И он сунул мне доллар.
Возле отеля я нашел такси и попросил везти меня на Лав-Лайн. По дороге я купил пачку сигарет.
На этот раз света в окнах не было. Я пробрался через веранду и проскользнул вниз, в прихожую. Тишина. Прижавшись ухом к стене, долго и внимательно прислушивался. Потом так же тихо вернулся назад, подошел к комнатке в другом конце прихожей, где обычно спала толстуха. Похоже, что там никого нет. Медленно повернул дверную ручку и, как только дверь приоткрылась, опустился на четвереньки. Передвигаясь ползком, ощупью добрался до кровати, поднял руку, провел по одеялу. Постель была пуста. Я быстро разделся и забрался под одеяло. Под ноги попалось несколько сигаретных окурков — вылитые жуки на ощупь.

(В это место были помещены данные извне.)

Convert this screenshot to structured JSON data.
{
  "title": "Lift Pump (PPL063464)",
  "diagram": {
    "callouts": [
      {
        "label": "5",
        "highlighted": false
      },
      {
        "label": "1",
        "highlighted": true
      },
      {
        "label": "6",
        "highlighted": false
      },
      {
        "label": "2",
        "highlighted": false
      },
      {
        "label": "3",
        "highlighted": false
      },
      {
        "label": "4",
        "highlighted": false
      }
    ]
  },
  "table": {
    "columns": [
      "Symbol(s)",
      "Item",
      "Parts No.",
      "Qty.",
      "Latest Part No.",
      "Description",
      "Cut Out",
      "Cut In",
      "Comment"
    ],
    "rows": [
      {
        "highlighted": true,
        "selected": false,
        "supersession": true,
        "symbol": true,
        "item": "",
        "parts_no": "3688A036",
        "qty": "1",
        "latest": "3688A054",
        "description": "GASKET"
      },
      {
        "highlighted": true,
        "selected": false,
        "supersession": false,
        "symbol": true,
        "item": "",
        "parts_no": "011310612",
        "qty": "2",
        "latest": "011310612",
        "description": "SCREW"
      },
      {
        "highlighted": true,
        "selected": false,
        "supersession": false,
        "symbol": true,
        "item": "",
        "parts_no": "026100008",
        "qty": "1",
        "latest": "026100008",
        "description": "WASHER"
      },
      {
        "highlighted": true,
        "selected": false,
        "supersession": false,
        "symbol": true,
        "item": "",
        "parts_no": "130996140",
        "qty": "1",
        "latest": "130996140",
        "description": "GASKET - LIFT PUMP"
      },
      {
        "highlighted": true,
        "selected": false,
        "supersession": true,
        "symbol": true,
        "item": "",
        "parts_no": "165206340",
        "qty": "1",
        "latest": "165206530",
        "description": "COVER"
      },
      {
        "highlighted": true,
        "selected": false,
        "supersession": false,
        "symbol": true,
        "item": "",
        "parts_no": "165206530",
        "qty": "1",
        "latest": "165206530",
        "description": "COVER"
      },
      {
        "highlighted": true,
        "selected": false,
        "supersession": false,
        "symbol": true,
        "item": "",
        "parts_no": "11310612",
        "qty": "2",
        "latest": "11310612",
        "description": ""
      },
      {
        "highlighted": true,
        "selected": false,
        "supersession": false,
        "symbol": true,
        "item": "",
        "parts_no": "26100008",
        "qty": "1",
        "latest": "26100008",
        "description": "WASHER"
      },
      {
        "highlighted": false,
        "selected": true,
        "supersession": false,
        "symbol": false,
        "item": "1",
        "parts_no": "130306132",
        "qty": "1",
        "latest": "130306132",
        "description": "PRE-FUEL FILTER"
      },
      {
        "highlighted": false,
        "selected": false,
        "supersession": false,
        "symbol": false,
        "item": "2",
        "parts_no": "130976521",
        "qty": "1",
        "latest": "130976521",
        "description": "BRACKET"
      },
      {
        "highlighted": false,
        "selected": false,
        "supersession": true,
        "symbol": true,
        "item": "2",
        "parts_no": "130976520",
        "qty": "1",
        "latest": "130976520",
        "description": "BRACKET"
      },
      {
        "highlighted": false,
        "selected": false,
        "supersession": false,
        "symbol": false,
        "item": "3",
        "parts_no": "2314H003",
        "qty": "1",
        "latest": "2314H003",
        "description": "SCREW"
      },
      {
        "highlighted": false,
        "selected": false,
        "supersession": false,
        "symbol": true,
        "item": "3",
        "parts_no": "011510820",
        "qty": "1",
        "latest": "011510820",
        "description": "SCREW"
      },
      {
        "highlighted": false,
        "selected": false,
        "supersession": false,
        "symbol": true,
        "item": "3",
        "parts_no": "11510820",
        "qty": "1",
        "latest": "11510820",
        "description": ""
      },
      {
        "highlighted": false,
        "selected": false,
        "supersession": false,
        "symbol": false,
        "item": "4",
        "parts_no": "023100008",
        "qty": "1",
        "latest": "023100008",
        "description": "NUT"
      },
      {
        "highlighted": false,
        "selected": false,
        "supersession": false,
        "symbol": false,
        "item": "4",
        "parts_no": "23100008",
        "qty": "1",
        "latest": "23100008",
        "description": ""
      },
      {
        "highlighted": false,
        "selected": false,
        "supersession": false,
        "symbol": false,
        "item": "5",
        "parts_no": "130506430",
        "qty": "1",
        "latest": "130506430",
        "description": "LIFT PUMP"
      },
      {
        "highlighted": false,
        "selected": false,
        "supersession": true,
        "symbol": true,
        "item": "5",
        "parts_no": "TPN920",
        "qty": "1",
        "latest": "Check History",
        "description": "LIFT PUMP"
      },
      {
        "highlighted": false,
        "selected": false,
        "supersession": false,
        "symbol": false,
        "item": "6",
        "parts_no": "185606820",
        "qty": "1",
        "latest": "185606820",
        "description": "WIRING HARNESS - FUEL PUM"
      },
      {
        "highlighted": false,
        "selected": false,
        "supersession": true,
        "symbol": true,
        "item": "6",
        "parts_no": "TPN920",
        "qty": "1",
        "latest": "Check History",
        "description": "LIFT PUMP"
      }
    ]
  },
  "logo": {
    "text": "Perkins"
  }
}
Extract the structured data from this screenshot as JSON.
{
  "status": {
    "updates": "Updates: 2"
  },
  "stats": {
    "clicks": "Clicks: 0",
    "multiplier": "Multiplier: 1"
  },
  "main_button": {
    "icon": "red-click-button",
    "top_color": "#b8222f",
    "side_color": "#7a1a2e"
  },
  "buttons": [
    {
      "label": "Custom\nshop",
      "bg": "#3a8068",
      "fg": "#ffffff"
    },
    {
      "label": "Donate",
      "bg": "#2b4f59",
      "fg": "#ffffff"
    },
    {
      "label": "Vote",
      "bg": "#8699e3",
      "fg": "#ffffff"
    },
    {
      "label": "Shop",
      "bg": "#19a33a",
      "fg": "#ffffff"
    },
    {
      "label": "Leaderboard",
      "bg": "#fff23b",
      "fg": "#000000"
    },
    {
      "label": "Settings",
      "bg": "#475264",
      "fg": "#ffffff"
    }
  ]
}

Заснул я сразу же. Мне снилось, что я лежу в углу возле камина. Я прикрыт меховой попонкой, у меня широкие мягкие лапы и длинные уши. В лапах я держу кость, дочиста обглоданную, гладко вылизанную, которую ревниво стерегу даже во сне. И тут в комнату вошел человек и ткнул меня ногой под ребра. Я притворился, что мне ничуть не больно. Он размахнулся и пнул меня еще раз — то ли он хотел, чтобы я зарычал, то ли чтобы выпустил кость.
— Встать! — рявкнул он, взмахнув плеткой, которую до сих пор прятал за спиной.
Но у меня нет сил подняться. Я смотрю на него снизу вверх жалобным влажным взглядом, безмолвно умоляя оставить меня в покое.
— Пошел вон отсюда! — рычит человек и тычет в меня рукояткой плети.
Пошатываясь, я встал на все четыре лапы и попробовал проковылять пару шажков. Но кажется, у меня перебит хребет. И я оседаю, опадаю, как проколотый мяч.
Человек снова поднял плетку и с холодной яростью ударил меня по голове. Я взвыл от боли, это разъярило его еще больше, и он принялся охаживать меня со всех сторон. Я попробовал подняться — не получилось: да, позвоночник сломан. Я извивался на полу, как осьминог, и получал удар за ударом. Они сыпались так безжалостно, что дыхание мое прерывалось. Только после того как палач, посчитав, что со мной покончено, ушел, я смог как-то облегчить свои муки. Сначала только скулил, потом, когда ко мне стали возвращаться силы, завыл, завизжал, закричал. Кровь из меня можно было выжимать, как воду из губки. Она растекалась повсюду, образовывая большие темные пятна, как в мультипликации. А голос мой между тем все слабел и слабел, повизгивал я теперь лишь время от времени.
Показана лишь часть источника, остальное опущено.